Okay, so once we left the Tower, there was still a lot to see. Unfortunately, it was covered by fog which had actually thickened during the day. You couldn't see Big Ben, you couldn't even really see the second floor of Parliament. The river was non-existent even though we knew we kept crossing it. Unfortunately that was the only day Pat's family was in town. They left on Christmas Eve for Munich and then Dublin. It was a short visit, but it was nice to see family on the holidays and brush up on Bridge :)

Our Christmas Eve was somewhat of a repeat of the day before minus the fog. We were able to take the tour again (luckily it was a 48hr. ticket) and the weather was much warmer. Only a small peak of sun, but no complaints. Here's a drive-by of what we saw...

Dramatic Christmas Decorations in Soho


Trafalger Square


Tower Bridge (not London Bridge as I thought)


Shakespeare's Globe Theater (reconstructed with a thatched roof like the original)


Big Ben & Parliament


Westminster Abbey


Buckingham Palace


Some miscellaneous things we learned about London:
• The phrase "it's raining cats and dogs" originated here. Apparently the animals were running around stray and storm sewers were non-existent or not functional.

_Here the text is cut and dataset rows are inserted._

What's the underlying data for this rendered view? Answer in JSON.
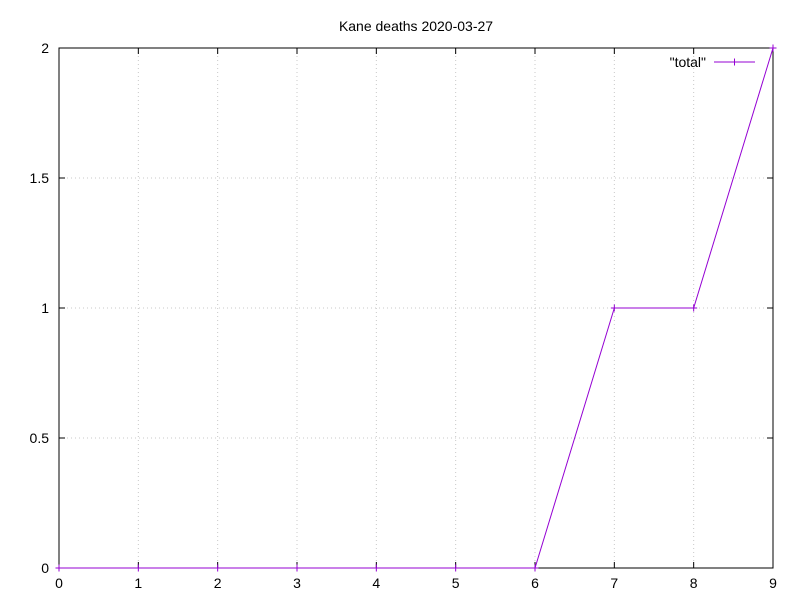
{
  "chart_data": {
    "type": "line",
    "title": "Kane deaths 2020-03-27",
    "xlabel": "",
    "ylabel": "",
    "xlim": [
      0,
      9
    ],
    "ylim": [
      0,
      2
    ],
    "x_ticks": [
      0,
      1,
      2,
      3,
      4,
      5,
      6,
      7,
      8,
      9
    ],
    "x_tick_labels": [
      "0",
      "1",
      "2",
      "3",
      "4",
      "5",
      "6",
      "7",
      "8",
      "9"
    ],
    "y_ticks": [
      0,
      0.5,
      1,
      1.5,
      2
    ],
    "y_tick_labels": [
      "0",
      "0.5",
      "1",
      "1.5",
      "2"
    ],
    "grid": true,
    "legend_position": "top-right",
    "series": [
      {
        "name": "\"total\"",
        "color": "#9400d3",
        "marker": "plus",
        "x": [
          0,
          1,
          2,
          3,
          4,
          5,
          6,
          7,
          8,
          9
        ],
        "y": [
          0,
          0,
          0,
          0,
          0,
          0,
          0,
          1,
          1,
          2
        ]
      }
    ]
  }
}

When it rained really hard, animals would drown in streets and alleys and their corpses would float around, hence the saying.

• 1/3 of the city was bombed out in WWII (you can still see pock marks on buildings)

• The Great Fire of 1666 started in a bakery on Pudding Lane (it sounds so innocent)

• More than 50,000 people were executed at Tyburn Tree near Marble Arch.

• Of all the embassies we saw, the US has the biggest, ugliest concrete monstrosity.

I have to say I had no expectations of London so I was pleasantly surprised. It's a very formal, refined city and is very majestic in that sense. It was nice that we were visiting it during the quietest time of year. I'm sure the hustle and bustle of a normal day would be much different.

Tuesday, January 1, 2008

Happy New Year!

Bring on 2008!! As Pat says, "the year we come home."

Our celebration this year was pretty low-key. I was in my PJs well before midnight and we watched fireworks from our window. Fireworks seem to be a good way to celebrate occasions around here and since there aren't any laws against shooting the big ones off in crowded residential areas, we got a pretty good show from some of our pyro neighbors.

We hope you're all having a fun and safe New Year's Eve/New Year's!